Nuclear speckles (NS) are membraneless nuclear organelles that act as critical hubs for pre-messenger RNA splicing. Defects in splicing are linked to several human diseases, including cancer, Alzheimer's disease, and dystrophies. While CLK kinases regulate the mobilization of splicing factors from NS, the molecular mechanisms underlying NS assembly and dissolution remain unclear. Using an adaptation of the Biotinylation by Antibody Recognition technique, we identified polyphosphate (polyP) as a novel and essential regulator of NS dynamics. Polyphosphate, a highly conserved polyanion composed of a chain of phosphate molecules, is involved in several functions in mammalian cells. Here, we show that polyP interacts with the NS core component SRRM2, and its depletion disrupts NS organization releasing splicing factors into the nucleoplasm.

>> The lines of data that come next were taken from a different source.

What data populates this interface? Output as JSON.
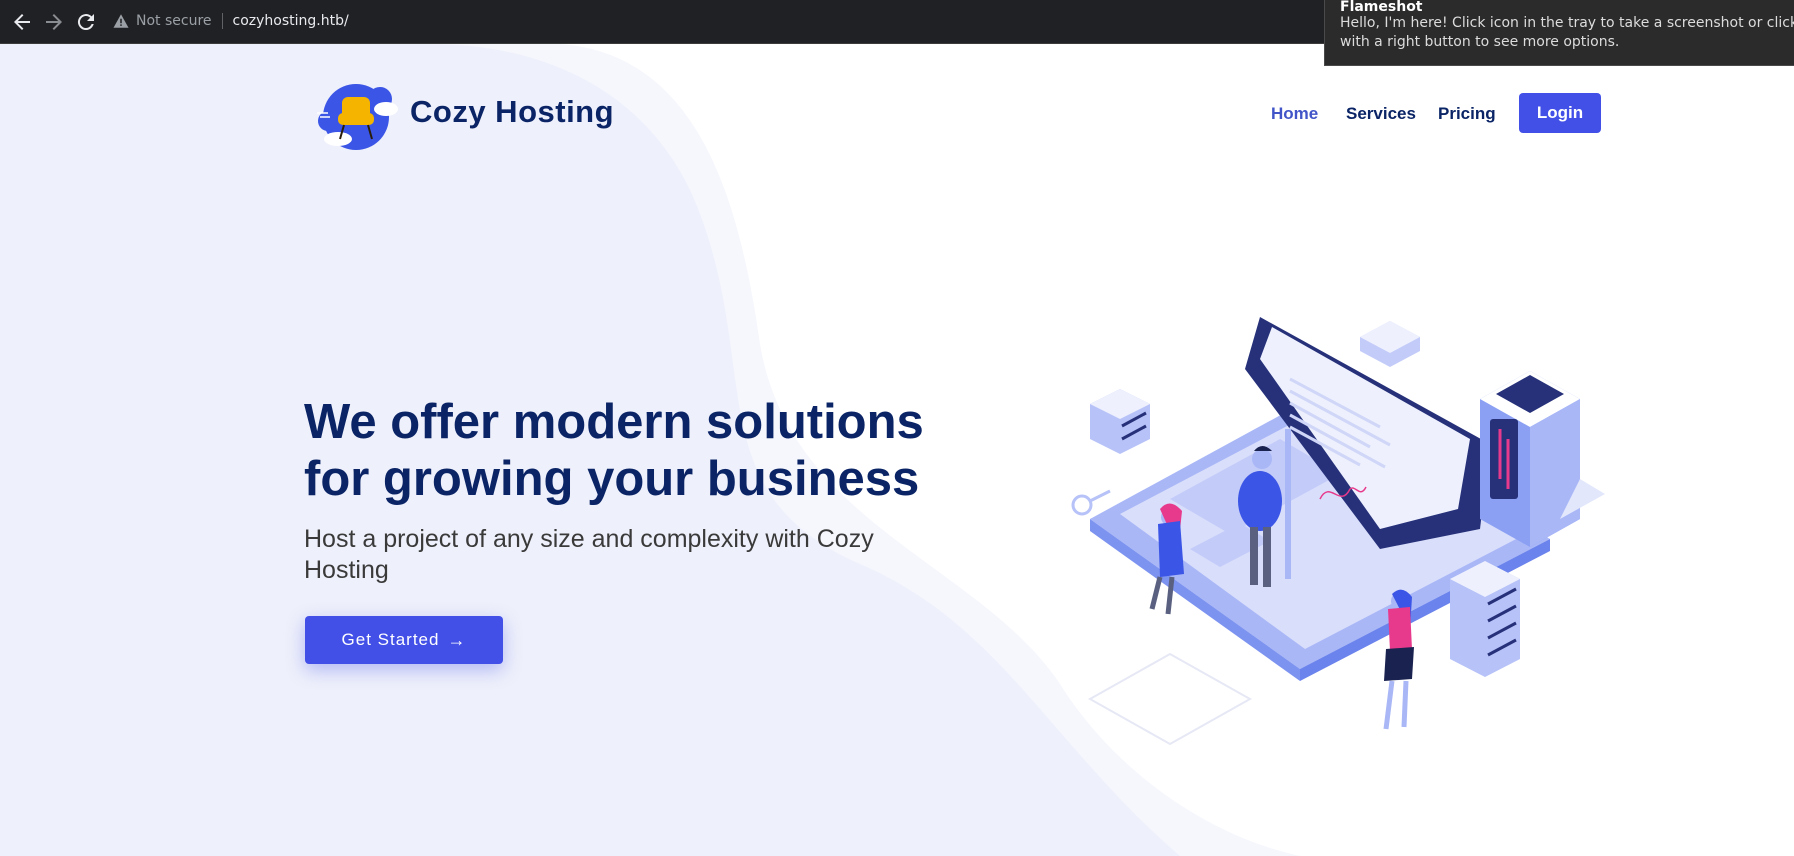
{
  "browser": {
    "security_label": "Not secure",
    "url": "cozyhosting.htb/"
  },
  "notification": {
    "title": "Flameshot",
    "body": "Hello, I'm here! Click icon in the tray to take a screenshot or click with a right button to see more options."
  },
  "site": {
    "brand": "Cozy Hosting",
    "nav": [
      "Home",
      "Services",
      "Pricing"
    ],
    "login_label": "Login"
  },
  "hero": {
    "title": "We offer modern solutions for growing your business",
    "subtitle": "Host a project of any size and complexity with Cozy Hosting",
    "cta_label": "Get Started",
    "cta_arrow": "→"
  },
  "colors": {
    "primary": "#4250e8",
    "heading": "#0a2466",
    "chrome": "#202124"
  }
}
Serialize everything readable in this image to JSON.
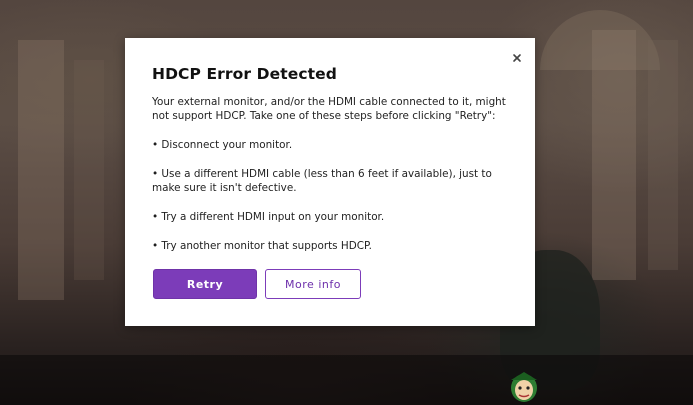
{
  "dialog": {
    "title": "HDCP Error Detected",
    "intro": "Your external monitor, and/or the HDMI cable connected to it, might not support HDCP. Take one of these steps before clicking \"Retry\":",
    "steps": [
      "• Disconnect your monitor.",
      "• Use a different HDMI cable (less than 6 feet if available), just to make sure it isn't defective.",
      "• Try a different HDMI input on your monitor.",
      "• Try another monitor that supports HDCP."
    ],
    "retry_label": "Retry",
    "more_info_label": "More info",
    "close_icon": "close-icon"
  },
  "colors": {
    "accent": "#7c3cb9",
    "dialog_bg": "#ffffff",
    "text": "#1f1f1f"
  }
}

RNA-seq analysis reveals that polyP depletion increases exon exclusion, particularly in transcripts with multiple isoforms, highlighting its role in splicing regulation. Mechanistically, we demonstrate that polyP acts as a physiological inhibitor of CLK3 kinase, preventing the phosphorylation of SR proteins and thereby maintaining NS stability. Our findings not only expand our understanding of NS biology but also provide new insights into the polyP involvement in splicing-related diseases.